One of the “off-the-mat” highlights of Sensei Fosters visit at Easter was the trip to the beautiful Navy Marae at Devonport, Auckland. We are very lucky that one of the nidans in the club (Kyu Shin Do) Johnny Pungatara is a Navy Diver, and he managed to set up the visit which, for me personally, was one of the highlights of the year.
There were about a dozen of us in total representing the club, including our visitors from the UK, and we were briefed on arrival as to the protocol for the morning. It was a clear sunny day, and we waited outside under the entrance way, or “Tangaroa” with the females of the group towards the centre (this comes from the tradition of “protecting your most valuable asset” – ie: no women, no kids! Very sensible if you think about it, and the girls loved being referred to as “valuable”! When I think about it, my dad always used to make sure my mum walk on the inside, away from the traffic, when we went shopping down the high street… same thing I guess!).
The group then slowly walked forwards, Sensei Foster to the fore, and paused for a moment in the open area in front of the Marae, known as the “Marae Atea” before walking up to the front of the wonderfully carved building (whilst a female representative of the marae welcomed us with a lovely but melancholy call (“karanga”). We were then welcomed (in English) by the navy representative of the Marae, and he took time to talk us through the meanings of the various carvings on the front of the building, many of which represented military themes throughout the history of New Zealand, ending up significantly with a carving representing the doves of peace. Taking off our shoes, we entered the building.

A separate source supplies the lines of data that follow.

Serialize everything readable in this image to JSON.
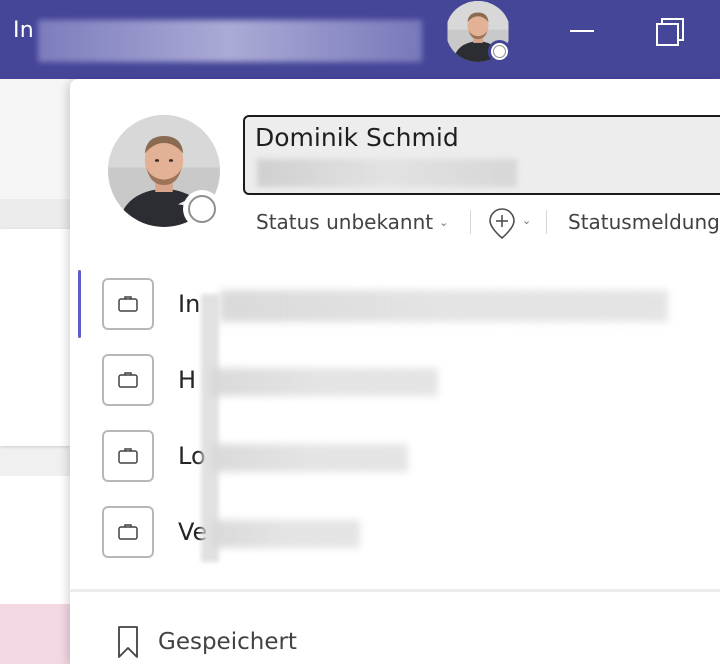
{
  "titlebar": {
    "app_title_visible": "In",
    "background_color": "#464699"
  },
  "profile": {
    "name": "Dominik Schmid",
    "status_label": "Status unbekannt",
    "status_message_label": "Statusmeldung",
    "presence": "unknown"
  },
  "accounts": [
    {
      "label_visible": "In",
      "active": true
    },
    {
      "label_visible": "H",
      "active": false
    },
    {
      "label_visible": "Lo",
      "active": false
    },
    {
      "label_visible": "Ve",
      "active": false
    }
  ],
  "saved": {
    "label": "Gespeichert"
  },
  "icons": {
    "add_status": "location-add-icon",
    "account": "briefcase-icon",
    "saved": "bookmark-icon",
    "minimize": "minimize-icon",
    "restore": "restore-icon"
  },
  "colors": {
    "accent": "#5b5fc7",
    "titlebar": "#464699"
  }
}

The Marae is about 40 metres long by about 20 wide, and basically four walls, a roof and some supporting pillars. There is no furniture apart from a few benches for visitors to sit on whilst being welcomed. There are, however, carvings on every wall, and the ceilings, all of which are surrounded by paintings. The quality of the carving was truly superb, each with it’s own symbolic attachment, and the paintings, ranging from simple iconic swirls and motifs to scarily realistic facial portraits, hidden in amongst larger murals, were both powerful and though-provoking.
We all sat down, opposite the Navy Marae representatives (two male and two female) and were formally welcomed (the “Mihimihi”) in Maori, and then in English. As is the tradition, one of our group then spoke in response (he is from Rorotanga, one of the islands near to NZ, so apparently the language used was slightly different, but close enough!).
Then, the songs. The marae team sang a beautiful traditional song which stuck in my head for the rest of the day, and then it was our turn. Traditionally, either we all sing as a group (the navy boys said they were absolutely fed up with hearing british visitors singing “Swing low sweet chariot”…) or the group’s best singer represents them. Luckily for us, we had the option of the latter.
Melodie, one of the clubs shodans, also is a trained singer, in the classical style, and her father kindly accompanied her (on a hastily erected electric piano which he brought along – thanks Dave!) to a very moving version of “oh Danny Boy”, which had several members of both parties dabbing at their eyes.
After the formal greetings were over, we were then given a guided tour around the inside of the Marae. With an explanation or story attributed to virtually every carving or mural, this was absolutely fascinating.
I’m not familiar enough with Maori culture to really describe what a marae actually is. It seems to be multi-functional; a meeting hall, a sacred place, a sanctuary, a community centre, a school, a place of worship (and remembrance of ones ancestors), a living work of art. Oh, and they also do a great cup of tea.
On behalf of Kyu Shin Do Aikido, and all the attending members representing the Institute of Aikido both here and in the UK, I’d like to thank the guys at the navy marae for making us so welcome, and for making us feel truly part of their family.